However, a recent case between Philips and Thales provides a good illustration of the use that can be made of this kind of seizure in patent litigation (Tribunal judiciaire de Paris, 13 September 2022). In this case, infringement actions for GSM standard essential patents and a discovery procedure had been initiated in the United States by Philips against Thales after unsuccessful FRAND negotiations. Thales, which wanted to prove the abusive behavior of Philips during these negotiations, was authorized to carry out a saisie conservatoire in France to recover documents that could prove the alleged abuse. Philips subsequently sued Thales to have the order retracted. This claim was dismissed by the judge.
The decision is interesting in that the judge specifies the conditions under which a saisie conservatoire may be admitted and preferred to a saisie-contrefaçon. The request must specify the circumstances that justify the derogation from the adversarial principle.
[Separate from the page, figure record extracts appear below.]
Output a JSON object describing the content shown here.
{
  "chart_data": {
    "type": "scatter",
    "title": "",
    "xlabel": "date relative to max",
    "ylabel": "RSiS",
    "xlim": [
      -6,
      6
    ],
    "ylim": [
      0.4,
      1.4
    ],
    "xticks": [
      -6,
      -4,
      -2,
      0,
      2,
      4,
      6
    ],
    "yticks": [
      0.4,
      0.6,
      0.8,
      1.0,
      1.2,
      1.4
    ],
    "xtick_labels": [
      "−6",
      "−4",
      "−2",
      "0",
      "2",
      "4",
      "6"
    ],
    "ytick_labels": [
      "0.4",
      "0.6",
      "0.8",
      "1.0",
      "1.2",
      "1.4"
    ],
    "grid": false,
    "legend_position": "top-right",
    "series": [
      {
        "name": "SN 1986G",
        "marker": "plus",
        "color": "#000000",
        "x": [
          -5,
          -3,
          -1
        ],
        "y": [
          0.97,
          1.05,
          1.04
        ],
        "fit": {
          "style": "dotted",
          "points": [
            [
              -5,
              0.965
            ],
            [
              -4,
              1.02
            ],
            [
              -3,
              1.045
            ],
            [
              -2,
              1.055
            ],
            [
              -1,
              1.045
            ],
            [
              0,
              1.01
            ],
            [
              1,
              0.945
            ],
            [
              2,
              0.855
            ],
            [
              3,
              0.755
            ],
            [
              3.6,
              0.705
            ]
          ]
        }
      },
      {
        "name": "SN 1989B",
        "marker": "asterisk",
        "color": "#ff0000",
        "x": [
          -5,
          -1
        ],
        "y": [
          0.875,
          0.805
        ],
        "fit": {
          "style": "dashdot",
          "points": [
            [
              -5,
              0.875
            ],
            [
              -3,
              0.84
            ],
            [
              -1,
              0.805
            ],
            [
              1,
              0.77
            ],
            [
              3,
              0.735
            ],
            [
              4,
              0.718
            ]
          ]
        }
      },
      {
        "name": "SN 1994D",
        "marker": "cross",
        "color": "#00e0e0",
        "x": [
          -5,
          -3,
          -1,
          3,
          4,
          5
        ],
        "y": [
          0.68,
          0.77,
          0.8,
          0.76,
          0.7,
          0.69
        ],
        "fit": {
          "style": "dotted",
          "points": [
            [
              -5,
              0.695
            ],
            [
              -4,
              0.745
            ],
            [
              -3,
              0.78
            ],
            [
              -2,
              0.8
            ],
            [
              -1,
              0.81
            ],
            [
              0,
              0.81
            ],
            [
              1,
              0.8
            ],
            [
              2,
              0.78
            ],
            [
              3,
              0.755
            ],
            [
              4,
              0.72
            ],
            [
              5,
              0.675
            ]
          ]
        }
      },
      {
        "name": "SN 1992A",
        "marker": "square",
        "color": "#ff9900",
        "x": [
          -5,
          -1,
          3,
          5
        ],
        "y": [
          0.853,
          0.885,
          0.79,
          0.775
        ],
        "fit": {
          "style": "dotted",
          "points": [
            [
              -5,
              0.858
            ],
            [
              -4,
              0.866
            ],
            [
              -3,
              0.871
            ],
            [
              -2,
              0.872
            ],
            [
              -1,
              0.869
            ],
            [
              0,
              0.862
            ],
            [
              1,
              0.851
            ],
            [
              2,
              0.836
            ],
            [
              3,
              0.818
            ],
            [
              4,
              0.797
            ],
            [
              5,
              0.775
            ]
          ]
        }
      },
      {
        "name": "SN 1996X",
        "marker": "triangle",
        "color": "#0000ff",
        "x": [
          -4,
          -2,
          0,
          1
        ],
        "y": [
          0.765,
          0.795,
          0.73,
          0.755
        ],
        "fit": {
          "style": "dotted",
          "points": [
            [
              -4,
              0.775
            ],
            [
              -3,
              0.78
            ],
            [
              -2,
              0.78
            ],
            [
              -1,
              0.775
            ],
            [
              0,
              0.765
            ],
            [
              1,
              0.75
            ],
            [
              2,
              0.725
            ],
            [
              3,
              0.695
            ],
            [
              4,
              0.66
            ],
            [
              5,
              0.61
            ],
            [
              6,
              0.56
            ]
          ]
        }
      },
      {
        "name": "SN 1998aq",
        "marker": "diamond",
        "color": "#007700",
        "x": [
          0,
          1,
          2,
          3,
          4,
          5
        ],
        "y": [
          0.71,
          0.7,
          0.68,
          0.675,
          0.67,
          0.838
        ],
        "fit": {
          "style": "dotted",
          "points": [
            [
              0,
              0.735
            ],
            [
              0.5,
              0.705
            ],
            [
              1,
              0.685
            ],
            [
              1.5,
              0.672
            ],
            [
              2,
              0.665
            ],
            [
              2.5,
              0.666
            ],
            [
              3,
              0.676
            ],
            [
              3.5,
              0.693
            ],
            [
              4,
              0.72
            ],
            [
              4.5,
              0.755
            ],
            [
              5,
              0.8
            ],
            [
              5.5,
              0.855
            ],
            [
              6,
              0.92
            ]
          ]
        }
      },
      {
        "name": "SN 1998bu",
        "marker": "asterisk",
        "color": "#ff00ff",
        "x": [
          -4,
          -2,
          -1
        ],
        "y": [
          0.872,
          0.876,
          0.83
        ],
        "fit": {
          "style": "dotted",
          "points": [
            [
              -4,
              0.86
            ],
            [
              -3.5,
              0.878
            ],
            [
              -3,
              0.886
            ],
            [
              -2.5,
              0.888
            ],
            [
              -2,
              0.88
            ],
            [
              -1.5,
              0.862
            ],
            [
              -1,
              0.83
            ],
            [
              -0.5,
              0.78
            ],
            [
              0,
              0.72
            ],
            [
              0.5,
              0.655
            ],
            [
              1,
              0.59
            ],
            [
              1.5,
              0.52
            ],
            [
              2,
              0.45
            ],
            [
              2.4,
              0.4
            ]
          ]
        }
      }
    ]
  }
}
In this case, the justification lay in the fact that the documents sought consisted essentially of e-mail exchanges that could, therefore, be easily destroyed.
It should also be noted that the failure to disclose the parallel discovery procedure at the time of filing the request was not considered unfair, since, unlike the saisie-contrefaçon, the saisie conservatoire does not require the presentation of all the facts but only those that justify the derogation from the adversarial principle.
This example is a reminder that the saisie conservatoire can be considered as an alternative to the saisie-contrefaçon as soon as we can justify the derogation from the adversarial principle. Such an alternative may seem all the more opportune as it does not require the seized party to be summoned within a month of the operations and the grounds for retractation seem fewer than with a saisie-contrefaçon. However, unlike the latter, the saisie conservatoire must always be carried out before any litigation in France.